A ética no código nosso de cada dia


A tecnologia é agnóstica de credo, raça e orientação sexual. Será? Deveríamos ser, porém, não é bem assim que funciona e vamos explicar o porquê. Faça um teste e execute as seguintes buscas por imagens em seu buscador.

  • Bandido
  • Rico
  • Mulher
  • Homem

Provavelmente você irá reparar que, na primeira busca, a maioria das pessoas que aparecem são negras. Na segunda, a maioria será composta por homens brancos de terno. No terceiro caso, a maior parte das imagens será composta por mulheres brancas e em poses sensuais. Já no último caso, você irá encontrar homens brancos.

Isso quer dizer que a tecnologia é racista ou misógina? Não necessariamente. A tecnologia quando desenvolvida é sim agnóstica, porém, no caso dos buscadores existe uma indexação baseada em um algoritmo. Em boa parte, esta indexação é realizada por inputs dos usuários. Ou seja, a tecnologia nasce agnóstica, mas nós a tornamos preconceituosa.

Como alterar isso?

Embora a Association for Computing Machinery diga que os educadores de TI devam seguir o seguinte regime ético: “Educadores da área de computação devem incluir tópicos relacionados com ética em todos os pontos, de quaisquer disciplinas, onde forem discutidos tecnologias, métodos e técnicas que tenham ou possam ter impacto social.”, não é bem isso que vemos, pois na salas de aula o que mais prevalece é a lógica.

Entretanto, é possível ministrarmos “regras de negócio” aos nossos algoritmos de modo a adotarmos uma defesa ética para que ele não se corrompa frente à utilização dos usuários.

Por exemplo, nestes serviços de busca, ao buscarmos por mulher, poderíamos ter a regra de indexação trabalhando com uma regra de negócios que faria com que o resultado apresentado fosse dividido igualmente entre raças. Assim, não apresentaríamos majoritariamente mulheres brancas e não criaríamos vieses na sociedade dos nossos usuários.

Outro exemplo de busca: procure por “cientistas da computação”. Majoritariamente sua busca apresentará homens brancos, pouquíssimas mulheres e quase nenhum negro. Isso quer dizer que não existem mulheres e negros na computação?
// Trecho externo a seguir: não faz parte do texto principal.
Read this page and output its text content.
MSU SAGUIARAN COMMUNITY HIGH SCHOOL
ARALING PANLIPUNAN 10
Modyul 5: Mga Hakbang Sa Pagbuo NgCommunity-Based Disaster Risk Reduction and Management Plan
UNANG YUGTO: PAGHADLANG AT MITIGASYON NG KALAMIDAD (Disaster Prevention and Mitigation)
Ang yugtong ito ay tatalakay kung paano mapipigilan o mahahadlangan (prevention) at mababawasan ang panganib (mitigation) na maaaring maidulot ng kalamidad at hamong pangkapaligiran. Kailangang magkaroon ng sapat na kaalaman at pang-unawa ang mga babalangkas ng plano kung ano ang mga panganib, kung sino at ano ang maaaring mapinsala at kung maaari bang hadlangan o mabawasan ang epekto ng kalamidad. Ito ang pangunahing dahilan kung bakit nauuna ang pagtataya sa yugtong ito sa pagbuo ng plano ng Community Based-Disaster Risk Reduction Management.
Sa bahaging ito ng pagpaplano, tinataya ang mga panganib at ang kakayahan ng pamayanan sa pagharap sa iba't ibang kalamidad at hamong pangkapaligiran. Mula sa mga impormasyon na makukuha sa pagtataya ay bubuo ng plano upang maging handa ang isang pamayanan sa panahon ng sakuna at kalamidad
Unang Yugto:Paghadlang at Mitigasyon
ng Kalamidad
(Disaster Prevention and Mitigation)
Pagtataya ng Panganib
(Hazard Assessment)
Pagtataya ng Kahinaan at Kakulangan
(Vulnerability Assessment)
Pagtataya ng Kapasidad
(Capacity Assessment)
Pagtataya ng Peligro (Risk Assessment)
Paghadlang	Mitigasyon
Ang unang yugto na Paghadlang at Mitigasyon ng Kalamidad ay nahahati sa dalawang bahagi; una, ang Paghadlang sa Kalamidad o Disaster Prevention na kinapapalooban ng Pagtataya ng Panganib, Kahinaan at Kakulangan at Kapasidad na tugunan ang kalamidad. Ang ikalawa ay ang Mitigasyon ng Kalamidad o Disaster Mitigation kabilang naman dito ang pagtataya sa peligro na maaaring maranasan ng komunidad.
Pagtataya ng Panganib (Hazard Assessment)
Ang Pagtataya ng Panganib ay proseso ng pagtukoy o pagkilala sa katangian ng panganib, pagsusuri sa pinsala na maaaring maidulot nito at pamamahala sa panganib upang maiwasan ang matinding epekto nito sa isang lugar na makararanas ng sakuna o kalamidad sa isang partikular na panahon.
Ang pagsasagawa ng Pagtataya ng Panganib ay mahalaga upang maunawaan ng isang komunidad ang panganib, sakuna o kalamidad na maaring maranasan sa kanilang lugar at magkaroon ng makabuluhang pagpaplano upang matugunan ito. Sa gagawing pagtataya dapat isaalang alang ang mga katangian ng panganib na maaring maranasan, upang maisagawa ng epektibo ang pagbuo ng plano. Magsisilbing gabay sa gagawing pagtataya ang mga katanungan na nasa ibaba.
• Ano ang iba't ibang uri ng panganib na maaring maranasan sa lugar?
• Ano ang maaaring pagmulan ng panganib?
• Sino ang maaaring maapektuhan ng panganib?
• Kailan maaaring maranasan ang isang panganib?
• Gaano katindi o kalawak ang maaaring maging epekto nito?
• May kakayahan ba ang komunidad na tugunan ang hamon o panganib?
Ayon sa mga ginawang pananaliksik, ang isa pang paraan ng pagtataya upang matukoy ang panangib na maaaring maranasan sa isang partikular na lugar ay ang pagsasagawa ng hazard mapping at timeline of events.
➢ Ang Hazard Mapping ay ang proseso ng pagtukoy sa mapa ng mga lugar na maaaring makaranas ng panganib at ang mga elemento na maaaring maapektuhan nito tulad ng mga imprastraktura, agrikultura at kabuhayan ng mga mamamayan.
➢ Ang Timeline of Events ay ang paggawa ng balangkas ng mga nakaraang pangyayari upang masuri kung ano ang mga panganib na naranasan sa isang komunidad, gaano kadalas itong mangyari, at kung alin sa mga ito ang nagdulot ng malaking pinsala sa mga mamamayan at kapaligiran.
Bem, vejamos.

Pessoas negras na computação

Mary Winston Jackson foi uma matemática e primeira engenheira aeroespacial do National Advisory Committee for Aeronautics, que se tornou a atual NASA.
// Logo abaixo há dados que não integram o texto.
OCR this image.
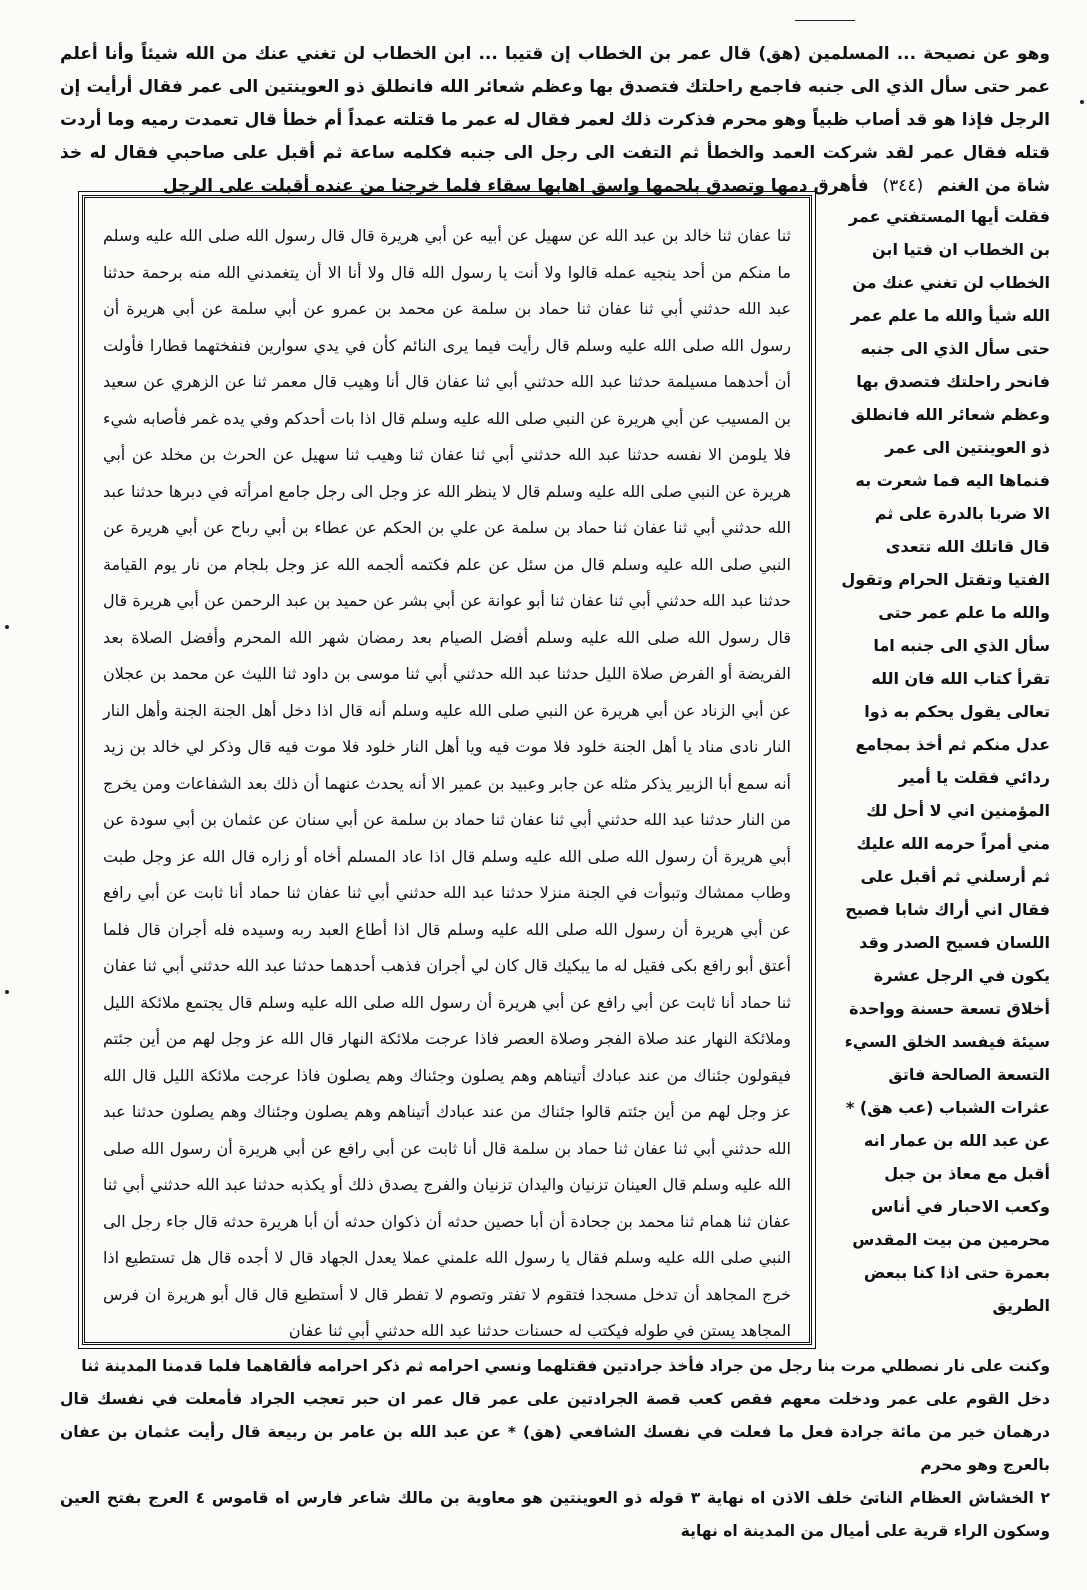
وهو عن نصيحة ... المسلمين (هق) قال عمر بن الخطاب إن قتيبا ... ابن الخطاب لن تغني عنك من الله شيئاً وأنا أعلم عمر حتى سأل الذي الى جنبه فاجمع راحلتك فتصدق بها وعظم شعائر الله فانطلق ذو العوينتين الى عمر فقال أرأيت إن الرجل فإذا هو قد أصاب ظبياً وهو محرم فذكرت ذلك لعمر فقال له عمر ما قتلته عمداً أم خطأ قال تعمدت رميه وما أردت قتله فقال عمر لقد شركت العمد والخطأ ثم التفت الى رجل الى جنبه فكلمه ساعة ثم أقبل على صاحبي فقال له خذ شاة من الغنم (٣٤٤) فأهرق دمها وتصدق بلحمها واسق اهابها سقاء فلما خرجنا من عنده أقبلت على الرجل

فقلت أيها المستفتي عمر بن الخطاب ان فتيا ابن الخطاب لن تغني عنك من الله شيأ والله ما علم عمر حتى سأل الذي الى جنبه فانحر راحلتك فتصدق بها وعظم شعائر الله فانطلق ذو العوينتين الى عمر فنماها اليه فما شعرت به الا ضربا بالدرة على ثم قال قاتلك الله تتعدى الفتيا وتقتل الحرام وتقول والله ما علم عمر حتى سأل الذي الى جنبه اما تقرأ كتاب الله فان الله تعالى يقول يحكم به ذوا عدل منكم ثم أخذ بمجامع ردائي فقلت يا أمير المؤمنين اني لا أحل لك مني أمراً حرمه الله عليك ثم أرسلني ثم أقبل على فقال اني أراك شابا فصيح اللسان فسيح الصدر وقد يكون في الرجل عشرة أخلاق تسعة حسنة وواحدة سيئة فيفسد الخلق السيء التسعة الصالحة فاتق عثرات الشباب (عب هق) * عن عبد الله بن عمار انه أقبل مع معاذ بن جبل وكعب الاحبار في أناس محرمين من بيت المقدس بعمرة حتى اذا كنا ببعض الطريق

ثنا عفان ثنا خالد بن عبد الله عن سهيل عن أبيه عن أبي هريرة قال قال رسول الله صلى الله عليه وسلم ما منكم من أحد ينجيه عمله قالوا ولا أنت يا رسول الله قال ولا أنا الا أن يتغمدني الله منه برحمة حدثنا عبد الله حدثني أبي ثنا عفان ثنا حماد بن سلمة عن محمد بن عمرو عن أبي سلمة عن أبي هريرة أن رسول الله صلى الله عليه وسلم قال رأيت فيما يرى النائم كأن في يدي سوارين فنفختهما فطارا فأولت أن أحدهما مسيلمة حدثنا عبد الله حدثني أبي ثنا عفان قال أنا وهيب قال معمر ثنا عن الزهري عن سعيد بن المسيب عن أبي هريرة عن النبي صلى الله عليه وسلم قال اذا بات أحدكم وفي يده غمر فأصابه شيء فلا يلومن الا نفسه حدثنا عبد الله حدثني أبي ثنا عفان ثنا وهيب ثنا سهيل عن الحرث بن مخلد عن أبي هريرة عن النبي صلى الله عليه وسلم قال لا ينظر الله عز وجل الى رجل جامع امرأته في دبرها حدثنا عبد الله حدثني أبي ثنا عفان ثنا حماد بن سلمة عن علي بن الحكم عن عطاء بن أبي رباح عن أبي هريرة عن النبي صلى الله عليه وسلم قال من سئل عن علم فكتمه ألجمه الله عز وجل بلجام من نار يوم القيامة حدثنا عبد الله حدثني أبي ثنا عفان ثنا أبو عوانة عن أبي بشر عن حميد بن عبد الرحمن عن أبي هريرة قال قال رسول الله صلى الله عليه وسلم أفضل الصيام بعد رمضان شهر الله المحرم وأفضل الصلاة بعد الفريضة أو الفرض صلاة الليل حدثنا عبد الله حدثني أبي ثنا موسى بن داود ثنا الليث عن محمد بن عجلان عن أبي الزناد عن أبي هريرة عن النبي صلى الله عليه وسلم أنه قال اذا دخل أهل الجنة الجنة وأهل النار النار نادى مناد يا أهل الجنة خلود فلا موت فيه ويا أهل النار خلود فلا موت فيه قال وذكر لي خالد بن زيد أنه سمع أبا الزبير يذكر مثله عن جابر وعبيد بن عمير الا أنه يحدث عنهما أن ذلك بعد الشفاعات ومن يخرج من النار حدثنا عبد الله حدثني أبي ثنا عفان ثنا حماد بن سلمة عن أبي سنان عن عثمان بن أبي سودة عن أبي هريرة أن رسول الله صلى الله عليه وسلم قال اذا عاد المسلم أخاه أو زاره قال الله عز وجل طبت وطاب ممشاك وتبوأت في الجنة منزلا حدثنا عبد الله حدثني أبي ثنا عفان ثنا حماد أنا ثابت عن أبي رافع عن أبي هريرة أن رسول الله صلى الله عليه وسلم قال اذا أطاع العبد ربه وسيده فله أجران قال فلما أعتق أبو رافع بكى فقيل له ما يبكيك قال كان لي أجران فذهب أحدهما حدثنا عبد الله حدثني أبي ثنا عفان ثنا حماد أنا ثابت عن أبي رافع عن أبي هريرة أن رسول الله صلى الله عليه وسلم قال يجتمع ملائكة الليل وملائكة النهار عند صلاة الفجر وصلاة العصر فاذا عرجت ملائكة النهار قال الله عز وجل لهم من أين جئتم فيقولون جئناك من عند عبادك أتيناهم وهم يصلون وجئناك وهم يصلون فاذا عرجت ملائكة الليل قال الله عز وجل لهم من أين جئتم قالوا جئناك من عند عبادك أتيناهم وهم يصلون وجئناك وهم يصلون حدثنا عبد الله حدثني أبي ثنا عفان ثنا حماد بن سلمة قال أنا ثابت عن أبي رافع عن أبي هريرة أن رسول الله صلى الله عليه وسلم قال العينان تزنيان واليدان تزنيان والفرج يصدق ذلك أو يكذبه حدثنا عبد الله حدثني أبي ثنا عفان ثنا همام ثنا محمد بن جحادة أن أبا حصين حدثه أن ذكوان حدثه أن أبا هريرة حدثه قال جاء رجل الى النبي صلى الله عليه وسلم فقال يا رسول الله علمني عملا يعدل الجهاد قال لا أجده قال هل تستطيع اذا خرج المجاهد أن تدخل مسجدا فتقوم لا تفتر وتصوم لا تفطر قال لا أستطيع قال قال أبو هريرة ان فرس المجاهد يستن في طوله فيكتب له حسنات حدثنا عبد الله حدثني أبي ثنا عفان

وكنت على نار نصطلي مرت بنا رجل من جراد فأخذ جرادتين فقتلهما ونسي احرامه ثم ذكر احرامه فألقاهما فلما قدمنا المدينة ثنا

دخل القوم على عمر ودخلت معهم فقص كعب قصة الجرادتين على عمر قال عمر ان حبر تعجب الجراد فأمعلت في نفسك قال درهمان خير من مائة جرادة فعل ما فعلت في نفسك الشافعي (هق) * عن عبد الله بن عامر بن ربيعة قال رأيت عثمان بن عفان بالعرج وهو محرم

٢ الخشاش العظام الناتئ خلف الاذن اه نهاية ٣ قوله ذو العوينتين هو معاوية بن مالك شاعر فارس اه قاموس ٤ العرج بفتح العين وسكون الراء قرية على أميال من المدينة اه نهاية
Dorothy Vaughn, matemática que fazia parte de um grupo que contava apenas com mulheres negras que trabalhavam como computadores humanos.

Katherine Johnson, matemática, trabalhou na NACAl, agência que antecedeu a NASA.
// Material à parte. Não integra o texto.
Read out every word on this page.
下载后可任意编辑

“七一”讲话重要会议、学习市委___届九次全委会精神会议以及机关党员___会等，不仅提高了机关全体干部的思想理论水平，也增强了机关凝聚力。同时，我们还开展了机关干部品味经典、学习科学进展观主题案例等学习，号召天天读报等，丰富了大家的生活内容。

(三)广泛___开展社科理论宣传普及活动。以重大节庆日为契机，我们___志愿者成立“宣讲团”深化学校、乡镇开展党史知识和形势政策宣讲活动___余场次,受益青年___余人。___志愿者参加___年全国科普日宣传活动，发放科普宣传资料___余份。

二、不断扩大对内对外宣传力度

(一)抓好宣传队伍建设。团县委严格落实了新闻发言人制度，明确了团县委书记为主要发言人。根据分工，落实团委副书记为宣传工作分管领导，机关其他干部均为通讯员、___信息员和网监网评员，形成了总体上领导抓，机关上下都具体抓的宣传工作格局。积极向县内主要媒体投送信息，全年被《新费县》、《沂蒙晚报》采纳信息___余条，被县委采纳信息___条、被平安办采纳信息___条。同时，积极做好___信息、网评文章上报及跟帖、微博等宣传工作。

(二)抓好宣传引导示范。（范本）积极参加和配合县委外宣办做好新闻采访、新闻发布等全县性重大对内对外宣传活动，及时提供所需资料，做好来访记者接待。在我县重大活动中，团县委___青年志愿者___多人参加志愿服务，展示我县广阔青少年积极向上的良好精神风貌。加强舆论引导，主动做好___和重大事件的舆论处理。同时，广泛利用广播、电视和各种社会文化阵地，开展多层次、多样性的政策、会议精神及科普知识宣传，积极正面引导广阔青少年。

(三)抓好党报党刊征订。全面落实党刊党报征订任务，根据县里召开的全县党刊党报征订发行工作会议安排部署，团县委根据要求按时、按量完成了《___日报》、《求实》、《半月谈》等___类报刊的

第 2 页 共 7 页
Phillip Emeagwali, matemático e cientista da computação, gênio e já eleito um dos maiores africanos de todos os tempos. Emeagwali conectou, por meio da internet, 65 mil computadores em 1998. O trabalho em conjunto dos dispositivos originou uma “supermáquina” capaz de realizar bilhões de cálculos por segundo. Tamanho poder de processamento foi usado para otimizar a exploração petrolífera dos EUA.

Mark Dean, engenheiro da computação e inventor. Trabalhando na IBM, Dean criou o Industry Standard Architecture (ISA), que permitiu a conexão entre computadores e periféricos (como a impressora). Ele também fez parte da equipe de engenheiros e projetistas que criou, em 1981, o primeiro computador pessoal da empresa (o IBM PC), tendo três das nove patentes originais da máquina.

George Edward Alcorn Jr., ganhou um Master of Science em Física Nuclear em 1963 pela Howard University, após nove meses de estudo. Também trabalhou como engenheiro de pesquisa para a Divisão Espacial da North American Rockwell. Esteve envolvido com a análise computadorizada de trajetórias de lançamento e mecânica orbital de mísseis Rockwell, incluindo o Titan I e II, o Saturno e o Nova.

Mudanças

Você pode estar pensando, mas não é culpa dos algoritmos que não existam mais negros e mulheres na computação e tecnologia. Você está certo, existem N fatores responsáveis por isso, mas nós temos na mão uma ferramenta que deveria ser agnóstica de raça, gênero e credo, então, é importante nos atentarmos a isso e protegê-la para que esse cerne não se perca.

Um dado interessante que podemos pensar a respeito é que no Brasil, segundo um levantamento do Grupo de Gênero da Escola Politécnica da USP (Poligen), em 120 anos, a USP não formou nem dez mulheres negras. Ainda, na lista das pioneiras da ciências no Brasil, criada pelo CNPQ, nenhuma das mulheres citadas é negra.

Será que, se tentarmos tornar nossa tecnologia mais agnóstica e protegê-la de interferências externas dos usuários, isso não pode mudar um pouco este cenário?